Glen Ford Black Agenda Report Common Dreams Nov. 2, 2014
This week, the nations of the world – with two savage exceptions – instructed their emissaries at the UN General Assembly to tell the world’s self-designated “indispensable” country to end its 54-year-long trade embargo against Cuba. The virtually unanimous global rebuke to the American superpower tells us that it is Cuba, not the U.S. that is the truly “exceptional” nation on the planet. It was the 23rd time that the UN has rejected the embargo.
Despite having suffered cumulative economic damages of more than $1 trillion at U.S. hands over the last half-century, the island nation of 11 million people has made itself a medical superpower that shares its life-saving resources with the world. No country or combination of nations and NGOs comes close to the speed, size and quality of Cuba’s response to the Ebola crisis in West Africa. With 461 doctors, nurses and other health professionals either already on site or soon to be sent to Liberia, Sierra Leone and Guinea, Cuba sets the standard for international first-response. The Cuban contingent of medical professionals providing direct treatment to sick people outnumbers that of all individual countries and private organizations, including the Red Cross.

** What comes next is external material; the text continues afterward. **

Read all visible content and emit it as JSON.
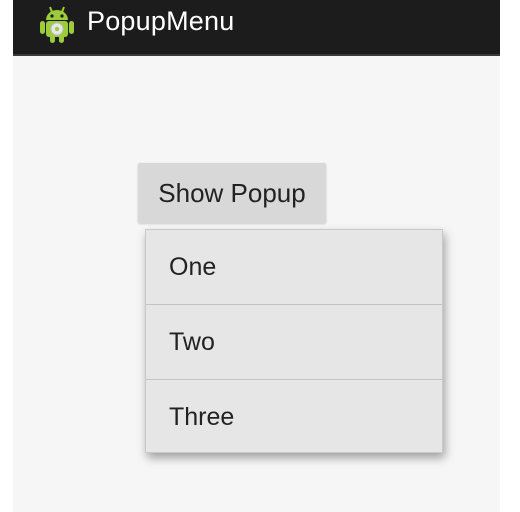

Doctors Without Borders is second to Cuba in terms of health professionals. But the French NGO is a swiftly revolving door, churning doctors and nurses in and out every six weeks because of the extreme work and safety conditions. Cuba’s health brigades are different. Every volunteer is expected to remain on duty in the Ebola zone for six months. Moreover, if any of the Cubans contract Ebola or any other disease, they will be treated at the hospitals where they work, alongside their African patients, rather than sent home. (One Cuban died of cerebral malaria, in Guinea, last Sunday.)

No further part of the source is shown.